Sunday, February 14, 2010

when the world dances below you

10 feet below me, couples are dressed in their best, wearing black masks, and i suppose other masks as well, those masks we have when pictures are taken, smiles and makeup and poses, to look our best and pose, shed those pounds that reality doesn't hide. we wear all black to slim us down, make us look amazing and sleek, and drinks are passed to us and bartenders are tipped and words are whispered and smiles creep in. and the night is young and the night is old and everything is alive and everything is dead at the same time. and above i sit, listening to the jazz music quietly creep through gaps in my floor, reminding me that there is some music that doesn't age or get old, that there are some feelings and emotions which humanity holds as true. that sometimes there are moments, and sometimes that is all we have. maybe our lives are divided up into moments, broken pieces put together at the end where we remember the good parts, hopefully, and the bad ones just faded away, like old scars on knees where we fell when learning to walk.

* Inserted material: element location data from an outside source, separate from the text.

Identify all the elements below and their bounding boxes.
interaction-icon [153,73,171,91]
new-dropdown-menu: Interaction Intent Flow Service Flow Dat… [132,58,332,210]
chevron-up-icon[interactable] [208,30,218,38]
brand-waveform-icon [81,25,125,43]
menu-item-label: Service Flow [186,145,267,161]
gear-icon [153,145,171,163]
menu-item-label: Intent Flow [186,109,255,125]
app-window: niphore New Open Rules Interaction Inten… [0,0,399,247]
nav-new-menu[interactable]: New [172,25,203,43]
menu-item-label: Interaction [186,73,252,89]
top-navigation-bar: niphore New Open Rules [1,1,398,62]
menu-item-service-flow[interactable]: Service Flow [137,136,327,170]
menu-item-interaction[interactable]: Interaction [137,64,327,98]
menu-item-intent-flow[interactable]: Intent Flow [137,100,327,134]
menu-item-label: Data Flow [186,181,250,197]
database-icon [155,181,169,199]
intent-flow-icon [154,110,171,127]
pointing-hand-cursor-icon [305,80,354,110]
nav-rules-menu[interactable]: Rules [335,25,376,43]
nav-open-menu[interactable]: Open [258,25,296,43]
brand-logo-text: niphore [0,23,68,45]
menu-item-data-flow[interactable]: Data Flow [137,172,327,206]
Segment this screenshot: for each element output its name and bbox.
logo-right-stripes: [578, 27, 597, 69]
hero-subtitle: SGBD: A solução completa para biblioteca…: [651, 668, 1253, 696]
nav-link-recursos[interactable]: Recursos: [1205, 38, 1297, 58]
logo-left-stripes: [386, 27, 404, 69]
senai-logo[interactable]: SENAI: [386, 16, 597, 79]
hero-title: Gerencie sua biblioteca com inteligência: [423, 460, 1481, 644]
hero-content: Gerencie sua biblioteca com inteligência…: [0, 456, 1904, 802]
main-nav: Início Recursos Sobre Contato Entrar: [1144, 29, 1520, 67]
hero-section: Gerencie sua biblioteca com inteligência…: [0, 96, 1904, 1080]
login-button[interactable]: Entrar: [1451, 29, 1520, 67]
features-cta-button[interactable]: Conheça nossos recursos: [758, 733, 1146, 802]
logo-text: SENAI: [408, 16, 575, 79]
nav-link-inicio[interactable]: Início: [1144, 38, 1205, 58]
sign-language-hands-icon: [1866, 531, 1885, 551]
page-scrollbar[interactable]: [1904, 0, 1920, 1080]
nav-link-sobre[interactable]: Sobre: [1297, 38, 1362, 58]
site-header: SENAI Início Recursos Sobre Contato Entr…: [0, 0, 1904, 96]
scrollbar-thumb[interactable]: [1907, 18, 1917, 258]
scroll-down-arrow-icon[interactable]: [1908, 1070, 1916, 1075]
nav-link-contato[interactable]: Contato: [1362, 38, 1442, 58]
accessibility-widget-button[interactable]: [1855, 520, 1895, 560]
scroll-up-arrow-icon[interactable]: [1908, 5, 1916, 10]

i sat outside tonight beside this bar as one girl walked by, she was dressed up, her dress moving under her coat as she passed by, wearing a black mask like it was normal to wear that everywhere. she smiled, kept walking. never see her again and if i do we wont recognize each other, because i was wearing a mask, too.


i've read about a hundred things today about why this particular day is so good or so bad. and i don't know about any of it. it's just sunday to me. just another day. if you want to be romantic on a day when you are supposed to be, then go right ahead. it matters not to me. even the word romance bring such connotations to it, as every word does when applied in a certain sense. maybe we just shouldn't speak anymore. and let our actions speak for us. when you want someone, you hold them. when you want to kiss someone, just do it. when you want to be with someone, just be with them. no words. we could live in a world of mutes and be just as happy and say just as much with no words, no sounds. just head nods and smiles and small gestures of something.


or maybe i'm insane, or crazy, or both. probably. but that's okay. i just don't care anymore. call me what you will, say what you want. i'm tired. i like who i am, and i think you do, too. and we don't talk anymore, but that's okay when you live in a world full of mutes.


we still got music, quietly creeping through the floor, music that doesn't age.